The end of another month means one thing in real estate-mad Vancouver: word that housing prices have hit another jaw-dropping high. But behind the figures for June are some statistics that could suggest the market is finally slowing down.

While the benchmark price for typical single-family homes rose to $1.56 million, according to the Real Estate Board of Greater Vancouver, the number of sales of those houses dropped by about 19 per cent. In east Vancouver, detached home sales declined by 26 per cent, and on the west side, by 36 per cent.

Those declines come even as the number of listings rose. In the first six months of 2015, there were 72 sales for every 100 listings in east Vancouver. A year later, that dropped to 59 sales for every 100 listings. Similar changes were experienced in Burnaby, Richmond, South Delta and New Westminster. 

Academics are reluctant to make predictions without a few more months of data, but a pair of UBC business professors say that the signs for a possible slowdown are evident.

“Declining sales matching with rising listings is exactly the type of first thing we start to see when markets start to change,” said Tsur Somerville. “We see sales changes, volume changes before we see price changes.”

His colleague Tom Davidoff agreed, but he pointed out the Bank of Canada’s prediction last month of a possible “correction” to the nation’s housing market could have spooked some buyers. 

Still, there were already suggestions this spring from the Canadian Real Estate Association that the market may have “topped off” after a dip in sales in April.

There’s no hint in the numbers of prices cooling off so far, but there is scattered anecdotal evidence of homeowners dropping their asking price after they fail to get the desired offers. Ian Tang of Oakwyn Realty noted that in one extreme example, the list price of an east Vancouver home was recently cut by about $400,000.

“There are other instances where properties have been up for $1.2 million or $1.3 million, which seems reasonable in comparison to what’s been happening, but then they drop it (by) $100,000,” he said.

Fewer buyers are viewing listings now than in the past eight months or so, Tang added. Although that’s typical for the summer months, it does mark a change from 2015.

“Last year, we didn’t see a lull at all,” he said. “I was kind of expecting it to happen this year as well, but I think prices got to the point … that most people are kind of fatigued with the whole buying process.”

A small handful of investors are ready to call Vancouver’s housing market a bubble that’s about to burst.

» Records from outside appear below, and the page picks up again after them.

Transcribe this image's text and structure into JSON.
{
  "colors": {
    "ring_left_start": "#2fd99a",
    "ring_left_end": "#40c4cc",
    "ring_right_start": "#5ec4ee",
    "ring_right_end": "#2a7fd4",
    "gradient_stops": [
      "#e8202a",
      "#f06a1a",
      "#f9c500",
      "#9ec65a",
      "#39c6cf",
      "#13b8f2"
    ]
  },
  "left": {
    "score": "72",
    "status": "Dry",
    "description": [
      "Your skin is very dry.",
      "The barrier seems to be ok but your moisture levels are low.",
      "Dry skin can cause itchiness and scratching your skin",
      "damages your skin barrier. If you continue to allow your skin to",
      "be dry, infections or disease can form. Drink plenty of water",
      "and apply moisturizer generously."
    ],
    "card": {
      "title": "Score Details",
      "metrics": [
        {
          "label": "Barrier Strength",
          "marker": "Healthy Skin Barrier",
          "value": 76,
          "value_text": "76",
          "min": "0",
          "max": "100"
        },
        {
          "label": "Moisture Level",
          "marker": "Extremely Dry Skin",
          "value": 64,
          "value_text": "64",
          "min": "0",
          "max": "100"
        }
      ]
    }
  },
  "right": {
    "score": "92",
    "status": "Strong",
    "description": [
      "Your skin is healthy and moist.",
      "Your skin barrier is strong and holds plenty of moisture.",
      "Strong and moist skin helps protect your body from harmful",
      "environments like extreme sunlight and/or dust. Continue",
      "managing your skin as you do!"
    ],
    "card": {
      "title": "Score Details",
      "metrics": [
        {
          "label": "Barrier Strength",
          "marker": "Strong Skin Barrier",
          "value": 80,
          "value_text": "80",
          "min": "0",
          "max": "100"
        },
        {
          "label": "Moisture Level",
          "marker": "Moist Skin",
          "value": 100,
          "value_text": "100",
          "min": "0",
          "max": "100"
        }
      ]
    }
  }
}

American short-seller Marc Cohodes told the Province a year ago that he was already making targeted bets against some alternative mortgage lenders.

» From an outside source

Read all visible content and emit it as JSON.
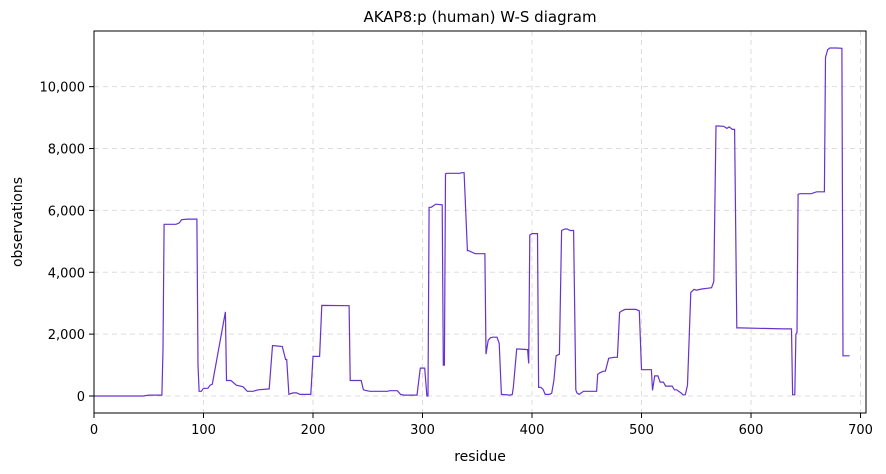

Here in Vancouver, investor David LePoidevin of the LePoidevin Group says he is “nibbling” at shorting the real estate market by focusing on a handful of lenders.

He blames spiralling prices on three factors: low interest rates, foreign investment from China, and consumer behaviour based on the assumption that rising prices are a permanent trend.

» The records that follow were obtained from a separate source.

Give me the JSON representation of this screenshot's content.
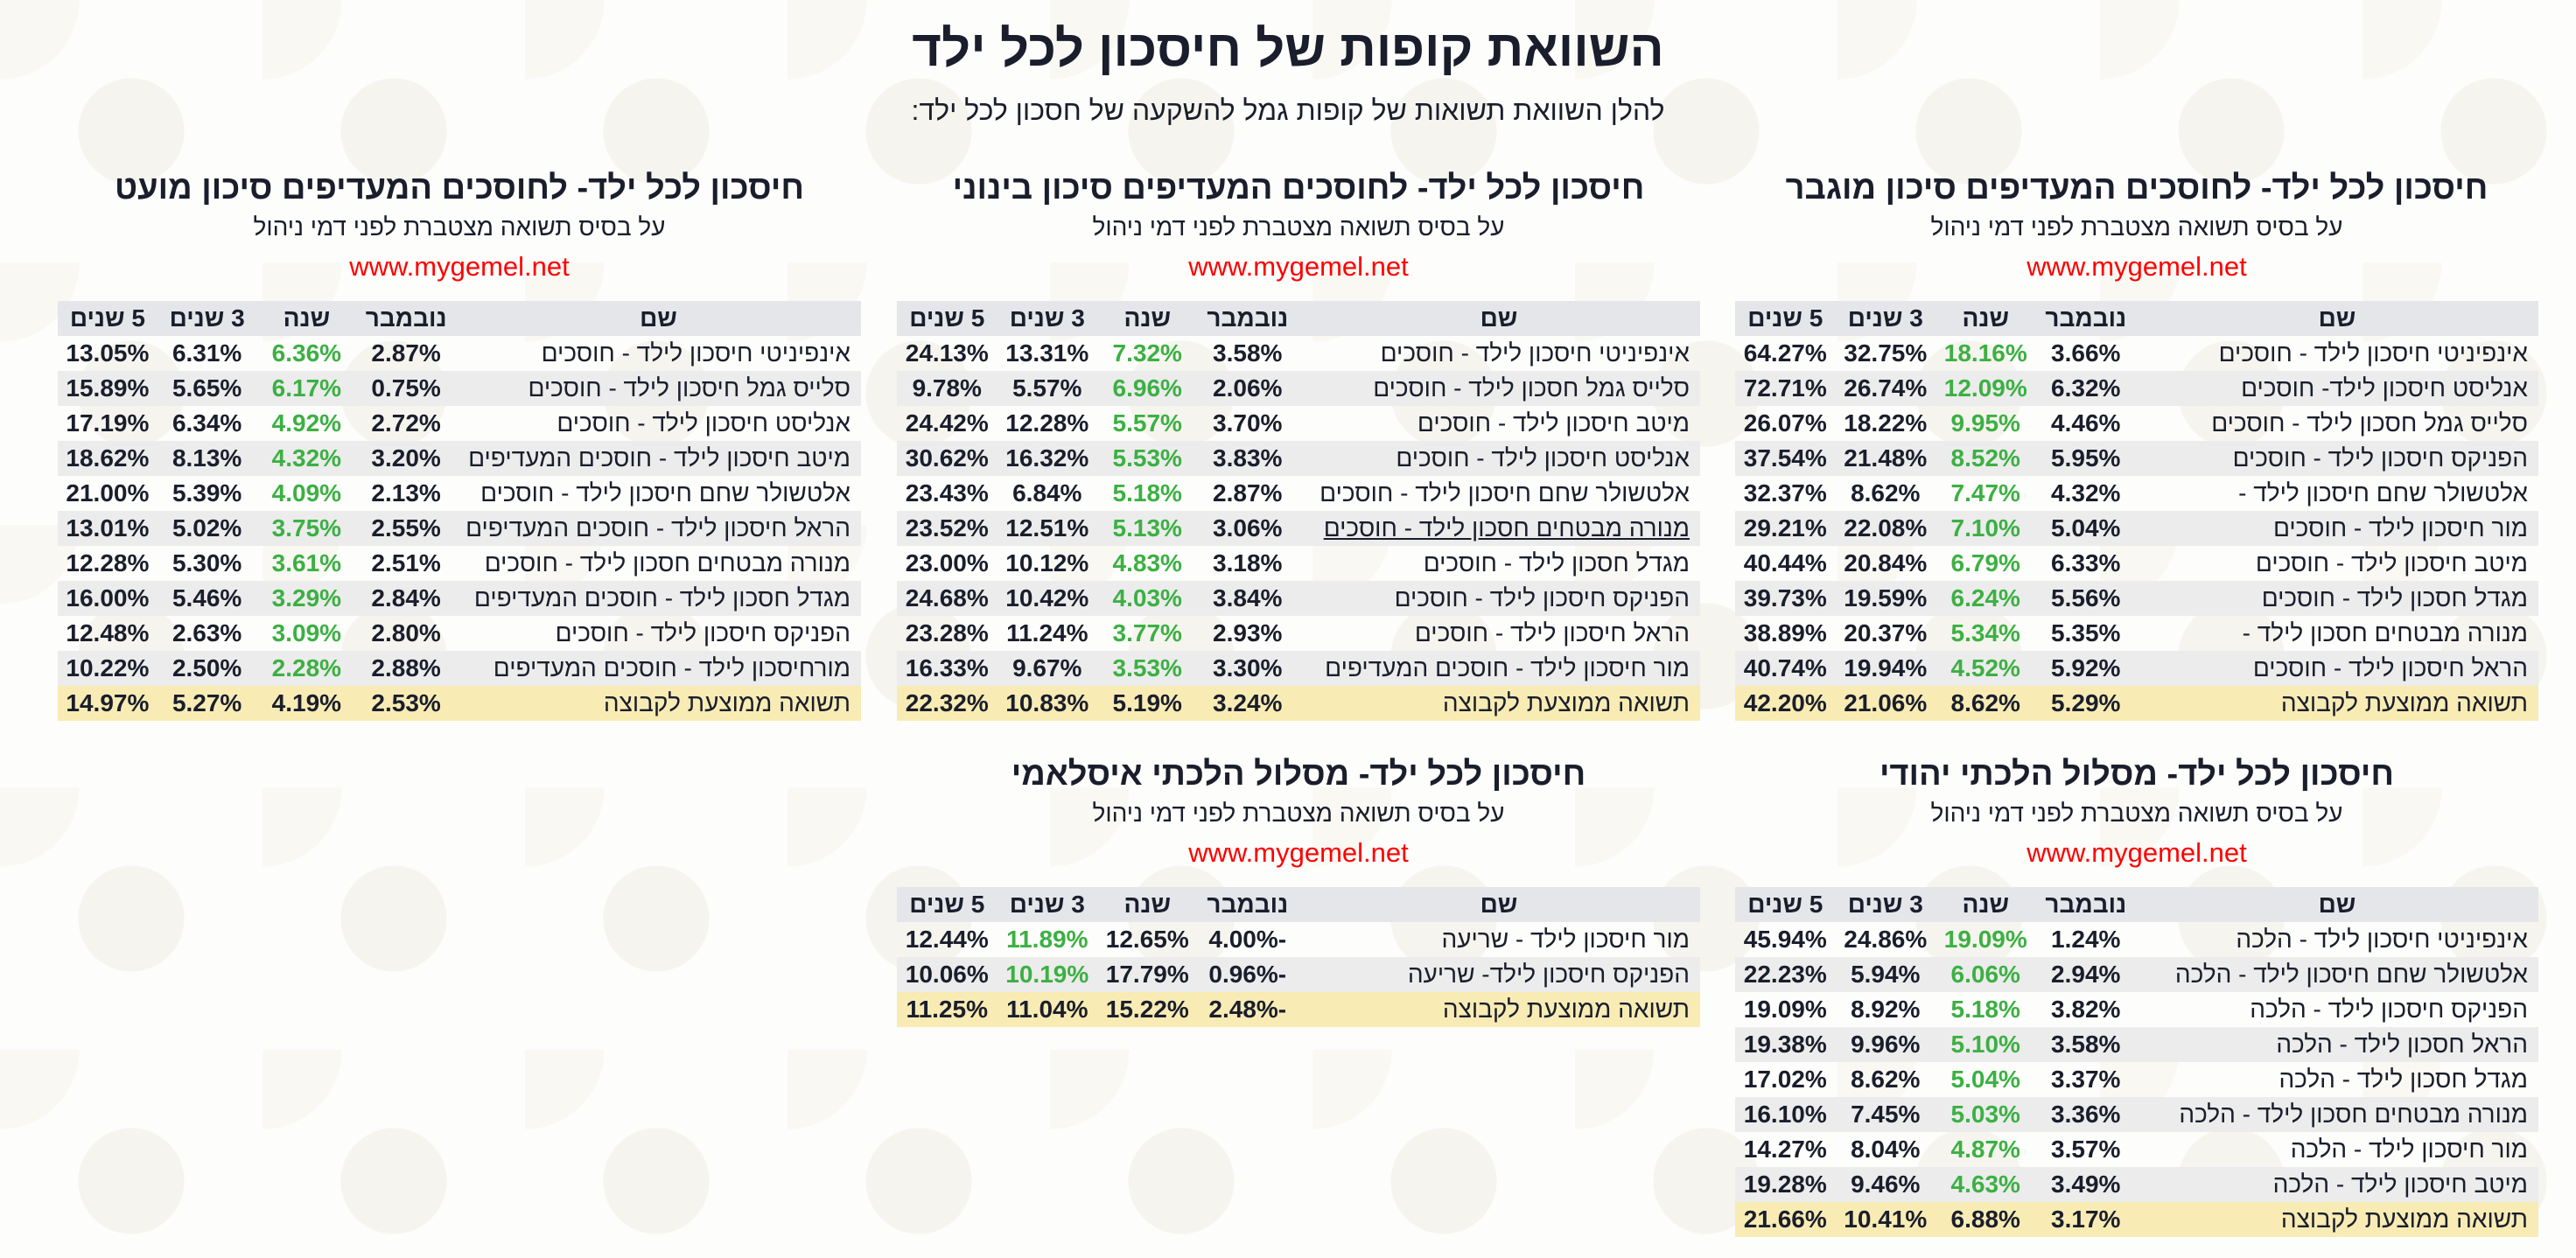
{
  "header": {
    "title": "השוואת קופות של חיסכון לכל ילד",
    "subtitle": "להלן השוואת תשואות של קופות גמל להשקעה של חסכון לכל ילד:"
  },
  "colors": {
    "green": "#3cb043",
    "url": "#ff0000",
    "avg_row": "#f8ecb4",
    "header_row": "#e5e6ea"
  },
  "sections": [
    {
      "title": "חיסכון לכל ילד- לחוסכים המעדיפים סיכון מוגבר",
      "subtitle": "על בסיס תשואה מצטברת לפני דמי ניהול",
      "url": "www.mygemel.net",
      "headers": [
        "שם",
        "נובמבר",
        "שנה",
        "3 שנים",
        "5 שנים"
      ],
      "highlight_col": 2,
      "rows": [
        [
          "אינפיניטי חיסכון לילד - חוסכים",
          "3.66%",
          "18.16%",
          "32.75%",
          "64.27%"
        ],
        [
          "אנליסט חיסכון לילד- חוסכים",
          "6.32%",
          "12.09%",
          "26.74%",
          "72.71%"
        ],
        [
          "סלייס גמל חסכון לילד - חוסכים",
          "4.46%",
          "9.95%",
          "18.22%",
          "26.07%"
        ],
        [
          "הפניקס חיסכון לילד - חוסכים",
          "5.95%",
          "8.52%",
          "21.48%",
          "37.54%"
        ],
        [
          "אלטשולר שחם חיסכון לילד -",
          "4.32%",
          "7.47%",
          "8.62%",
          "32.37%"
        ],
        [
          "מור חיסכון לילד - חוסכים",
          "5.04%",
          "7.10%",
          "22.08%",
          "29.21%"
        ],
        [
          "מיטב חיסכון לילד - חוסכים",
          "6.33%",
          "6.79%",
          "20.84%",
          "40.44%"
        ],
        [
          "מגדל חסכון לילד - חוסכים",
          "5.56%",
          "6.24%",
          "19.59%",
          "39.73%"
        ],
        [
          "מנורה מבטחים חסכון לילד -",
          "5.35%",
          "5.34%",
          "20.37%",
          "38.89%"
        ],
        [
          "הראל חיסכון לילד - חוסכים",
          "5.92%",
          "4.52%",
          "19.94%",
          "40.74%"
        ]
      ],
      "avg": [
        "תשואה ממוצעת לקבוצה",
        "5.29%",
        "8.62%",
        "21.06%",
        "42.20%"
      ]
    },
    {
      "title": "חיסכון לכל ילד- לחוסכים המעדיפים סיכון בינוני",
      "subtitle": "על בסיס תשואה מצטברת לפני דמי ניהול",
      "url": "www.mygemel.net",
      "headers": [
        "שם",
        "נובמבר",
        "שנה",
        "3 שנים",
        "5 שנים"
      ],
      "highlight_col": 2,
      "underlined_row": 5,
      "rows": [
        [
          "אינפיניטי חיסכון לילד - חוסכים",
          "3.58%",
          "7.32%",
          "13.31%",
          "24.13%"
        ],
        [
          "סלייס גמל חסכון לילד - חוסכים",
          "2.06%",
          "6.96%",
          "5.57%",
          "9.78%"
        ],
        [
          "מיטב חיסכון לילד - חוסכים",
          "3.70%",
          "5.57%",
          "12.28%",
          "24.42%"
        ],
        [
          "אנליסט חיסכון לילד - חוסכים",
          "3.83%",
          "5.53%",
          "16.32%",
          "30.62%"
        ],
        [
          "אלטשולר שחם חיסכון לילד - חוסכים",
          "2.87%",
          "5.18%",
          "6.84%",
          "23.43%"
        ],
        [
          "מנורה מבטחים חסכון לילד - חוסכים",
          "3.06%",
          "5.13%",
          "12.51%",
          "23.52%"
        ],
        [
          "מגדל חסכון לילד - חוסכים",
          "3.18%",
          "4.83%",
          "10.12%",
          "23.00%"
        ],
        [
          "הפניקס חיסכון לילד - חוסכים",
          "3.84%",
          "4.03%",
          "10.42%",
          "24.68%"
        ],
        [
          "הראל חיסכון לילד - חוסכים",
          "2.93%",
          "3.77%",
          "11.24%",
          "23.28%"
        ],
        [
          "מור חיסכון לילד - חוסכים המעדיפים",
          "3.30%",
          "3.53%",
          "9.67%",
          "16.33%"
        ]
      ],
      "avg": [
        "תשואה ממוצעת לקבוצה",
        "3.24%",
        "5.19%",
        "10.83%",
        "22.32%"
      ]
    },
    {
      "title": "חיסכון לכל ילד- לחוסכים המעדיפים סיכון מועט",
      "subtitle": "על בסיס תשואה מצטברת לפני דמי ניהול",
      "url": "www.mygemel.net",
      "headers": [
        "שם",
        "נובמבר",
        "שנה",
        "3 שנים",
        "5 שנים"
      ],
      "highlight_col": 2,
      "rows": [
        [
          "אינפיניטי חיסכון לילד - חוסכים",
          "2.87%",
          "6.36%",
          "6.31%",
          "13.05%"
        ],
        [
          "סלייס גמל חיסכון לילד - חוסכים",
          "0.75%",
          "6.17%",
          "5.65%",
          "15.89%"
        ],
        [
          "אנליסט חיסכון לילד - חוסכים",
          "2.72%",
          "4.92%",
          "6.34%",
          "17.19%"
        ],
        [
          "מיטב חיסכון לילד - חוסכים המעדיפים",
          "3.20%",
          "4.32%",
          "8.13%",
          "18.62%"
        ],
        [
          "אלטשולר שחם חיסכון לילד - חוסכים",
          "2.13%",
          "4.09%",
          "5.39%",
          "21.00%"
        ],
        [
          "הראל חיסכון לילד - חוסכים המעדיפים",
          "2.55%",
          "3.75%",
          "5.02%",
          "13.01%"
        ],
        [
          "מנורה מבטחים חסכון לילד - חוסכים",
          "2.51%",
          "3.61%",
          "5.30%",
          "12.28%"
        ],
        [
          "מגדל חסכון לילד - חוסכים המעדיפים",
          "2.84%",
          "3.29%",
          "5.46%",
          "16.00%"
        ],
        [
          "הפניקס חיסכון לילד - חוסכים",
          "2.80%",
          "3.09%",
          "2.63%",
          "12.48%"
        ],
        [
          "מורחיסכון לילד - חוסכים המעדיפים",
          "2.88%",
          "2.28%",
          "2.50%",
          "10.22%"
        ]
      ],
      "avg": [
        "תשואה ממוצעת לקבוצה",
        "2.53%",
        "4.19%",
        "5.27%",
        "14.97%"
      ]
    },
    {
      "title": "חיסכון לכל ילד- מסלול הלכתי יהודי",
      "subtitle": "על בסיס תשואה מצטברת לפני דמי ניהול",
      "url": "www.mygemel.net",
      "headers": [
        "שם",
        "נובמבר",
        "שנה",
        "3 שנים",
        "5 שנים"
      ],
      "highlight_col": 2,
      "rows": [
        [
          "אינפיניטי חיסכון לילד - הלכה",
          "1.24%",
          "19.09%",
          "24.86%",
          "45.94%"
        ],
        [
          "אלטשולר שחם חיסכון לילד - הלכה",
          "2.94%",
          "6.06%",
          "5.94%",
          "22.23%"
        ],
        [
          "הפניקס חיסכון לילד - הלכה",
          "3.82%",
          "5.18%",
          "8.92%",
          "19.09%"
        ],
        [
          "הראל חסכון לילד - הלכה",
          "3.58%",
          "5.10%",
          "9.96%",
          "19.38%"
        ],
        [
          "מגדל חסכון לילד - הלכה",
          "3.37%",
          "5.04%",
          "8.62%",
          "17.02%"
        ],
        [
          "מנורה מבטחים חסכון לילד - הלכה",
          "3.36%",
          "5.03%",
          "7.45%",
          "16.10%"
        ],
        [
          "מור חיסכון לילד - הלכה",
          "3.57%",
          "4.87%",
          "8.04%",
          "14.27%"
        ],
        [
          "מיטב חיסכון לילד - הלכה",
          "3.49%",
          "4.63%",
          "9.46%",
          "19.28%"
        ]
      ],
      "avg": [
        "תשואה ממוצעת לקבוצה",
        "3.17%",
        "6.88%",
        "10.41%",
        "21.66%"
      ]
    },
    {
      "title": "חיסכון לכל ילד- מסלול הלכתי איסלאמי",
      "subtitle": "על בסיס תשואה מצטברת לפני דמי ניהול",
      "url": "www.mygemel.net",
      "headers": [
        "שם",
        "נובמבר",
        "שנה",
        "3 שנים",
        "5 שנים"
      ],
      "highlight_col": 3,
      "rows": [
        [
          "מור חיסכון לילד - שריעה",
          "-4.00%",
          "12.65%",
          "11.89%",
          "12.44%"
        ],
        [
          "הפניקס חיסכון לילד- שריעה",
          "-0.96%",
          "17.79%",
          "10.19%",
          "10.06%"
        ]
      ],
      "avg": [
        "תשואה ממוצעת לקבוצה",
        "-2.48%",
        "15.22%",
        "11.04%",
        "11.25%"
      ]
    }
  ]
}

“When you combine all three of those, it’s your classic bubble,” he said. “Right now, the numbers are so outstretched … that once it begins to turn, it could get nasty.”

LePoidevin has been predicting a bubble for years, but he believes he previously underestimated the effect of foreign money on the market.

“We might be getting to see the beginning of the money fleeing China slowing to a trickle,” he said. “The Chinese government are tripling their efforts to stop the flow.”

If he had to gamble on it, LePoidevin said he’d bet that the market has passed its peak, and said his company has responded by avoiding investments in Canadian real estate and preferring to work in the U.S. dollar, anticipating a heavy toll on the Canadian dollar.